Mendelian randomization of blood lipids for coronary heart disease

Abstract

Aims: To investigate the causal role of high-density lipoprotein cholesterol (HDL-C) and triglycerides in coronary heart disease (CHD) using multiple instrumental variables for Mendelian randomization.

Methods and results: We developed weighted allele scores based on single nucleotide polymorphisms (SNPs) with established associations with HDL-C, triglycerides, and low-density lipoprotein cholesterol (LDL-C). For each trait, we constructed two scores. The first was unrestricted, including all independent SNPs associated with the lipid trait identified from a prior meta-analysis (threshold P < 2 × 10(-6)); and the second a restricted score, filtered to remove any SNPs also associated with either of the other two lipid traits at P ≤ 0.01. Mendelian randomization meta-analyses were conducted in 17 studies including 62,199 participants and 12,099 CHD events. Both the unrestricted and restricted allele scores for LDL-C (42 and 19 SNPs, respectively) associated with CHD. For HDL-C, the unrestricted allele score (48 SNPs) was associated with CHD (OR: 0.53; 95% CI: 0.40, 0.70), per 1 mmol/L higher HDL-C, but neither the restricted allele score (19 SNPs; OR: 0.91; 95% CI: 0.42, 1.98) nor the unrestricted HDL-C allele score adjusted for triglycerides, LDL-C, or statin use (OR: 0.81; 95% CI: 0.44, 1.46) showed a robust association. For triglycerides, the unrestricted allele score (67 SNPs) and the restricted allele score (27 SNPs) were both associated with CHD (OR: 1.62; 95% CI: 1.24, 2.11 and 1.61; 95% CI: 1.00, 2.59, respectively) per 1-log unit increment. However, the unrestricted triglyceride score adjusted for HDL-C, LDL-C, and statin use gave an OR for CHD of 1.01 (95% CI: 0.59, 1.75).

Conclusion: The genetic findings support a causal effect of triglycerides on CHD risk, but a causal role for HDL-C, though possible, remains less certain.
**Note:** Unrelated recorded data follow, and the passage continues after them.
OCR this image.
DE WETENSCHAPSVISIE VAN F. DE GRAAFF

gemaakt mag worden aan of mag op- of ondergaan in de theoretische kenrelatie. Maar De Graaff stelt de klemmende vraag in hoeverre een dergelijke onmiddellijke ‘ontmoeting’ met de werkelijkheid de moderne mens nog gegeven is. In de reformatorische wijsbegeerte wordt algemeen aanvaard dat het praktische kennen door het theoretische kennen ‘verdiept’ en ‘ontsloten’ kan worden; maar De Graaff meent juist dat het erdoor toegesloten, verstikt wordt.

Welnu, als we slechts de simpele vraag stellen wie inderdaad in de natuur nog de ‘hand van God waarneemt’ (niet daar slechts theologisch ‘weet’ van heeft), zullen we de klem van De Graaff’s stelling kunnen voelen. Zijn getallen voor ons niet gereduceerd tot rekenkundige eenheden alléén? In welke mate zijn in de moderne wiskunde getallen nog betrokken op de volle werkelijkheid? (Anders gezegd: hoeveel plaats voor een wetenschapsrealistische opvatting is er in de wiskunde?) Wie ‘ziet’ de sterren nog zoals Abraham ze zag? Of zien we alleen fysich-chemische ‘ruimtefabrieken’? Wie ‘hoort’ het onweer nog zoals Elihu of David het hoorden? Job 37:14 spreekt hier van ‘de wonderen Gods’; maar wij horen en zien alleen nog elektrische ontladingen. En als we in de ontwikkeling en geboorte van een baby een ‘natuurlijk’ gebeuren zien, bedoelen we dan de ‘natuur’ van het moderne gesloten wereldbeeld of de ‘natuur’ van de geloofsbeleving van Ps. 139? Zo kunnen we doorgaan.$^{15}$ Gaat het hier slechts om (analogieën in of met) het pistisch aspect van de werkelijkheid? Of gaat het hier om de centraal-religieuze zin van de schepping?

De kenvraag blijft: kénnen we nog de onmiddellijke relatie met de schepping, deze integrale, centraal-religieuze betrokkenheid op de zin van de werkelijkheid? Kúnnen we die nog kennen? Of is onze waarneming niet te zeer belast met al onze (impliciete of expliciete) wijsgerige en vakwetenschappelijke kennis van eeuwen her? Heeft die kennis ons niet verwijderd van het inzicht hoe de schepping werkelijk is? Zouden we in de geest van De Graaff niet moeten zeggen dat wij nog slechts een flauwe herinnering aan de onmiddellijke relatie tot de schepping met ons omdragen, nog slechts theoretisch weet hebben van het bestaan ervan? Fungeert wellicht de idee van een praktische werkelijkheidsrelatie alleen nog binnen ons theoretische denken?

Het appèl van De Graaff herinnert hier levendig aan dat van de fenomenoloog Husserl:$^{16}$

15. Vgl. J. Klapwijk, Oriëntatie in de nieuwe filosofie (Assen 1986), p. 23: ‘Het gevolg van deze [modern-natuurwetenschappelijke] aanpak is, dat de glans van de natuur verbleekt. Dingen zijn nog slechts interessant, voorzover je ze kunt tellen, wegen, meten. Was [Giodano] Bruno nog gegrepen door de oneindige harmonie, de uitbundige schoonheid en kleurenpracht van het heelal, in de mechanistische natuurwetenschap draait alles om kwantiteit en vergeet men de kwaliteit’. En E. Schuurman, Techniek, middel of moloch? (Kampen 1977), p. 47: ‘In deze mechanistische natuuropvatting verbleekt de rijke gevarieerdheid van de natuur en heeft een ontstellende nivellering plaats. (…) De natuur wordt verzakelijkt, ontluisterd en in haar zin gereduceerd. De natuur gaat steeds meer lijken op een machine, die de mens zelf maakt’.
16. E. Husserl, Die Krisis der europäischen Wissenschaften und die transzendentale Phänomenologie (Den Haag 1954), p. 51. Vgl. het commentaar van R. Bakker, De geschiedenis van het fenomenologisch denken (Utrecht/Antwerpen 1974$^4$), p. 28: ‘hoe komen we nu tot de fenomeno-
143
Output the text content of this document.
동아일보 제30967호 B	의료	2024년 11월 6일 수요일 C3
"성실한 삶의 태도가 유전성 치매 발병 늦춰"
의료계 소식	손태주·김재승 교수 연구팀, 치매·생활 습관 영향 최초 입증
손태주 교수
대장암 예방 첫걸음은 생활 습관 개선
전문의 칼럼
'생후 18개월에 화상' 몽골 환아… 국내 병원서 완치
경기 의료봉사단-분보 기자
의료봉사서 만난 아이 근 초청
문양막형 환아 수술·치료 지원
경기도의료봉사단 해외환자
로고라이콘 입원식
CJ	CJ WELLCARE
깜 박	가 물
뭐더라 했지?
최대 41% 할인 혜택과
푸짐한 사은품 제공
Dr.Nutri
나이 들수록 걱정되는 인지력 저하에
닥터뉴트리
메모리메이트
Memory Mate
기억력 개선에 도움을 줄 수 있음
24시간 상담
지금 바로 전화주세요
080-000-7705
Keywords: Aetiology; Epidemiology; Heart disease; Lipids; Mendelian randomization.

Figure 1

Meta-analysis pooled estimates of the association of the unrestricted and restricted allele scores with target and non-target lipid traits. Estimates were obtained from prospective cohorts genotyped using the ITMAT Broad Institute CARe consortium CardioChip array (detailed in Supplementary material online, Table S1). A lower limit of 0 was imposed on the R² values. Mean diff, mean difference comparing top to bottom quintile of each allele score. R² = proportion of variable of the lipid traits explained by each allele score. TG, triglycerides.

Figure 2

Meta-analysis pooled estimates for the effect of a 1 unit increase in blood lipid traits on coronary heart disease risk using instrumental variable analysis incorporating data from all studies. Estimates were derived incorporating data on the association between the allele scores and blood lipid traits only from prospective cohorts (in which most individuals were free from disease when lipid traits were measured) and applying this estimate to all studies with data on the association between the scores and coronary heart disease (including case–control studies). See Methods for further details. TG, triglycerides.

Figure 3

Meta-analysis pooled estimates for the effect of a 1 unit increase in blood lipid traits on combined incident/prevalent coronary heart disease risk using instrumental variable analysis with the unrestricted allele score, adjusted for non-target traits and statin use. Analysis was conducted in prospective cohorts with instrumental variables regression analysis. TG, triglycerides.

Figure 4

Meta-analysis pooled estimate for the effect of a 1 unit increase in blood lipid traits on carotid intima medial thickness. The four population-based prospective cohorts with carotid intima medial thickness traits were CHS, FHS, MESA, and Whitehall II (Supplementary material online, Table S4).